In 2014, the Delaware Supreme Court in Kahn v. MFW held that the business judgment standard could apply to review of a controlling stockholder merger if at the outset the controlling stockholder conditioned the squeeze-out transaction on negotiation and approval by a committee of independent and disinterested directors and the informed, uncoerced approval of a majority of the minority stockholders (dual stage approvals). The Delaware Supreme Court later affirmed a Delaware Court of Chancery transcript opinion holding that MFW could apply to a pleadings-stage dismissal where the controlling stockholder did not condition its initial proposal on the dual stage approvals, at least where the board, with the majority stockholder’s participation, did so in a resolution establishing a special committee to negotiate prior to any substantive negotiations. The question remained, however, how much latitude the court would afford a controlling stockholder who did not ab initio condition its merger transaction on the requisite dual stage approvals. In Flood v. Synutra International, C. A. No. 101, 2018 (Del. Oct. 9, 2018), the Supreme Court in a majority opinion provided additional guidance, holding that the MFW standard of review could apply to a transaction where the controlling stockholder did not from the beginning condition its transaction on the requisite dual stage approvals, as long as those conditions were established prior to any substantive economic negotiations. The court’s holding and its reasoning provide important guidance to transactional planners and litigators assessing whether to challenge a controlling stockholder merger transaction.

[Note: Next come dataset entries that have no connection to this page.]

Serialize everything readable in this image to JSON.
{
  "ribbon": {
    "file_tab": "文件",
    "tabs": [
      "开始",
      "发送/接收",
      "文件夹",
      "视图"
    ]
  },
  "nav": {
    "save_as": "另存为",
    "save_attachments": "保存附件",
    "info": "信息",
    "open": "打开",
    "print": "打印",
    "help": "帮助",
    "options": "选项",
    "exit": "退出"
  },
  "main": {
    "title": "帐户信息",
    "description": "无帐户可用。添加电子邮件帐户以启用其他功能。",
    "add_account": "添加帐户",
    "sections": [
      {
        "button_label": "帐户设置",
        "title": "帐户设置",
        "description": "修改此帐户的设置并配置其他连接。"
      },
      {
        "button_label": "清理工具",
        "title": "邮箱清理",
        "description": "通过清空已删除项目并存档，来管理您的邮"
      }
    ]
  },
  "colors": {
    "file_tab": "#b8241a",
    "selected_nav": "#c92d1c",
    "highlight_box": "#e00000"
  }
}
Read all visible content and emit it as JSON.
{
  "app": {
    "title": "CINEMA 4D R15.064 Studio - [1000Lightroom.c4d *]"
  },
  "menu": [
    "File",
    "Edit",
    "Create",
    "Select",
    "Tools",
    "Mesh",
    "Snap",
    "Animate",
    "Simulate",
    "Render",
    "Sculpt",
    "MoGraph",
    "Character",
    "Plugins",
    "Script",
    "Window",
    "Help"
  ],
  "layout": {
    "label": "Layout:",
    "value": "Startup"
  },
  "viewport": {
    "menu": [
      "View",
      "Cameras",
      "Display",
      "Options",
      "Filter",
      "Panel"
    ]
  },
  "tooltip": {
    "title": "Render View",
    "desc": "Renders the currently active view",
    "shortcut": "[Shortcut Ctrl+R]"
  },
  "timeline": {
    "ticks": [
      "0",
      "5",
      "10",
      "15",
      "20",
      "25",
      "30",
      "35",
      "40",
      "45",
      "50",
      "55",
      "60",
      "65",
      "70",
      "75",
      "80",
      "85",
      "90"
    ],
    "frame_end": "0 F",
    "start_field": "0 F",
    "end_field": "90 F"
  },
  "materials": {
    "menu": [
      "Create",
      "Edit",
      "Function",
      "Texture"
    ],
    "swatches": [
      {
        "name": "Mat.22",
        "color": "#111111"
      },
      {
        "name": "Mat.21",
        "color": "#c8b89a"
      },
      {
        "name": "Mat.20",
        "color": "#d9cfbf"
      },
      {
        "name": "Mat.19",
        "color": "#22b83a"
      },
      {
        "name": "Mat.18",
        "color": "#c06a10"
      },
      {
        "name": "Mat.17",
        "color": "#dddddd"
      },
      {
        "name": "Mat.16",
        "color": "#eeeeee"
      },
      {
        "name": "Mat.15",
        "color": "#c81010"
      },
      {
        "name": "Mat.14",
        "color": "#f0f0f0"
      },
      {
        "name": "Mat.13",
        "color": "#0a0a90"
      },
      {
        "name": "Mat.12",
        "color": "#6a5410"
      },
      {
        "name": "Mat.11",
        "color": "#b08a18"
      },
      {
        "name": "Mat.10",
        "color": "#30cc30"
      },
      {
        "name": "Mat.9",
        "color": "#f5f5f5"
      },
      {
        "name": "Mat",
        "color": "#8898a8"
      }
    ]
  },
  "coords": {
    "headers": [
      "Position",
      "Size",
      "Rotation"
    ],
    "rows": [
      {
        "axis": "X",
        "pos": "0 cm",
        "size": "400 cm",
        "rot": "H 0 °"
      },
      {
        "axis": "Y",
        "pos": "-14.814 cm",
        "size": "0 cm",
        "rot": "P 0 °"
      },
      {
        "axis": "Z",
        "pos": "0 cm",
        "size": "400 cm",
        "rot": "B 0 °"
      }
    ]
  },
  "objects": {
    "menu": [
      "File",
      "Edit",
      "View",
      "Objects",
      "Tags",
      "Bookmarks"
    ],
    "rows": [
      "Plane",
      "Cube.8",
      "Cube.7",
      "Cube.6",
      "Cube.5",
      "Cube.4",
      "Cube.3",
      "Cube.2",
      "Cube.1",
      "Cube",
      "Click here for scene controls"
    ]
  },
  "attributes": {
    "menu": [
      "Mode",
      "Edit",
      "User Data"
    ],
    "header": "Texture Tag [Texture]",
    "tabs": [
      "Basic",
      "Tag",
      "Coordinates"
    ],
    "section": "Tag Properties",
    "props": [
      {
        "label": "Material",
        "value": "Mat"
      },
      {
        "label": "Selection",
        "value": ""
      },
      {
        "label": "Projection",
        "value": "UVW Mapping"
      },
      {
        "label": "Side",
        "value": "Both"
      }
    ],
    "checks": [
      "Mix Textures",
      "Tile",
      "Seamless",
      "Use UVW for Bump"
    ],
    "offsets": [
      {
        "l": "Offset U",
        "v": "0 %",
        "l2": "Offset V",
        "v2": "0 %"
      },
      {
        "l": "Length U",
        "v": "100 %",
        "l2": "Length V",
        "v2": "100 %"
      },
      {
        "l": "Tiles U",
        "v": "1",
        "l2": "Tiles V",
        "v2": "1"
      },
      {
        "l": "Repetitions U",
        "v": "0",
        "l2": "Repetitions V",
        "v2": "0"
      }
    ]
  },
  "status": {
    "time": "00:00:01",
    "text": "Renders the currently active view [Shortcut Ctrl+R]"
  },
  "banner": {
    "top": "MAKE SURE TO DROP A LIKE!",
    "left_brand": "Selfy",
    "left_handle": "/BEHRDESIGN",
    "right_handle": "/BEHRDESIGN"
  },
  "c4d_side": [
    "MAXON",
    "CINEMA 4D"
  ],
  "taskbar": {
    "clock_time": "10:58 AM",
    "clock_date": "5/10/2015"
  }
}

In Flood the majority stockholder proposed a merger transaction to acquire the shares of Synutra International Inc. he did not already own. Prior to a board meeting to consider the proposal, the company’s CFO waived a conflict that allowed the company’s longtime counsel to represent the controlling stockholder. One week after the controlling stockholder made his initial proposal, the board met and appointed a special committee. The board took no other action regarding the merger proposal at this meeting. One week later, the controlling stockholder sent a second letter in which he indicated he would not go forward with the transaction unless it included the dual stage approvals. Actual price negotiations did not begin until seven months after this second offer. Independent legal and financial advisers advised the special committee during the negotiations. Eventually, the special committee approved a transaction at a price 2.4 percent greater than the original offer, at a 58 percent premium to the company’s trading price when the offer first became public, and at a price that the financial adviser deemed fair. The special committee met fifteen times over a nine-month period to achieve the negotiated price. Thereafter a majority of the minority stockholders approved the transaction.